Thursday, November 20, 2025

It's Ok To Be A Kid

“And now, little children, abide in him; that, when he shall appear, we may have confidence, and not be ashamed before him at his coming.” (1Jo 2:28 AV)

Such precious words!  Abide in Him!  Not only those words, but the ones that immediately preceded them.  Some would take offence at being called a little child.  The more spiritually mature we become, the more we welcome those words.  John may have penned the words.  But the words are from the Holy Spirit.  He is absolutely correct.  It doesn’t matter when we accepted Christ.  It could have been today or decades ago.  In the sight of God, we are all little children.  That is why the words that follow are so precious.  Abide in Him.  My mind goes to a time when a child would crawl on my lap for affirmation, comfort, security, or simply knowing me.  He or she would relish the time we could sit together.  Abiding in Him is not merely a walk of prayer and study.  Abiding in Him is a state of existence.  When we speak of abiding in our earthly father, this abiding can only go so deep.  There are connections.  But those connections are limited.  This is not so with our heavenly Father.  Abiding in Him has a much deeper meaning.

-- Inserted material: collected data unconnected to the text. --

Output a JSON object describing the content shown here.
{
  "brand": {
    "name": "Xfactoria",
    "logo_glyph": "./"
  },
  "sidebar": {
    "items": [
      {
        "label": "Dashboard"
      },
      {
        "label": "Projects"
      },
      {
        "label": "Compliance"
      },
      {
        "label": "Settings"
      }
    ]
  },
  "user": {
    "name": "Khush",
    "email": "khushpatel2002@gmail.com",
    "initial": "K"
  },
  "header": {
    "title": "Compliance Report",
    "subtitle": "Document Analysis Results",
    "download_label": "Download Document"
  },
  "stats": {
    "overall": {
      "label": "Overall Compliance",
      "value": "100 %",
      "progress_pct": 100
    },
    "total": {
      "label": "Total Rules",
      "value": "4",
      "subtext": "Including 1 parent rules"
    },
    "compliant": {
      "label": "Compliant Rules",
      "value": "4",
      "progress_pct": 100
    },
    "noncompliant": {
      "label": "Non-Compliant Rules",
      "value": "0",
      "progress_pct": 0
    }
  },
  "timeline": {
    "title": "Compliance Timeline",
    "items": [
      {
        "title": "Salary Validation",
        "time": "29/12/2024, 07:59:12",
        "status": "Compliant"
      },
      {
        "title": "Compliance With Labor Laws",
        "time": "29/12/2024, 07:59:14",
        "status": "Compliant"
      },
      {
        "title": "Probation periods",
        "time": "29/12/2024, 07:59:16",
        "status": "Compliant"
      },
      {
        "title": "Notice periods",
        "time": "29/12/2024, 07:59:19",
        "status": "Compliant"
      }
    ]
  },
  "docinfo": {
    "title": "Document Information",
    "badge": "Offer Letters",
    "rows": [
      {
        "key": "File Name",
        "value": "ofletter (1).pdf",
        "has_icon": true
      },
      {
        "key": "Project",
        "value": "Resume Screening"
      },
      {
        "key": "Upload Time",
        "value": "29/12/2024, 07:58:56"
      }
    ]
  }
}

There is no other place like abiding in total security and affirmation.  Nothing compares.  Maybe that is why John addresses his letter to the little children.  As little children, we have many doubts and insecurities.  Will we be ok?  What is our purpose?  Are we really loved?  Will our source of strength and comfort make it all ok?  We get this idea that we should eventually grow out of our immaturity.  Compared to God, how realistic is that?  We are all little children.  There is still part of us that wants to run to our parents for a word of affirmation. This time of year is a bit rough for those who have lost parents.  I still forget that my mom passed away seven years ago.  When my wife and I make a project of Christmas cookies, my mind goes back to the Christmas cookie factory that was my Mom’s kitchen the Saturday following Thanksgiving.  My mind goes back to the snow-covered trees, the Christmas music, and the arguments over my Mom’s tree and the family tree.  I remember many of the traditions my Mom had for the holidays.  Canned cranberry sauce that only she would eat.  The tradition of New Year’s Eve comes to mind.  All these special times that makes me want to call my Mom and reminisce about the times she had with us children.  What am I doing?  I am living out the little child in me that felt secure and special.

It doesn’t matter how old we get.  It doesn’t matter how mature we are.  We are all little children.  And because we are little children, no matter the age or our experiences of life, we need to abide in Him.  Of late, I have apologized to the LORD for being so weak sometimes.  But maybe that is not the right thing to do.  Perhaps what we need to do is accept our weaknesses and live with them in the light of abiding in Him.  What a concept.  I know is sounds weak.  I know that others will pity us for this need for security and affirmation.  This is not weakness.  It is honesty and reality.  Too bad what others might think.  Compared to God, I am a little child.  Proud of it!  Heaven forbid if we ever outgrew the LORD!  Isn’t that what we do with our own parents?  We outgrow them.  Then we come to the age when we realize that we truly need them.  I am heading toward the twilight of my years, and I still miss my parents.  I wish they were here.  I wish I could make a phone call.  Just the sound of their voices would give me security and a sense that I mattered to someone.  Praise the LORD, that He excels in meeting this need.  So, admit you are a little child and abide in Him.  Let Him hug you and tell you that everything will be alright.  Because it will.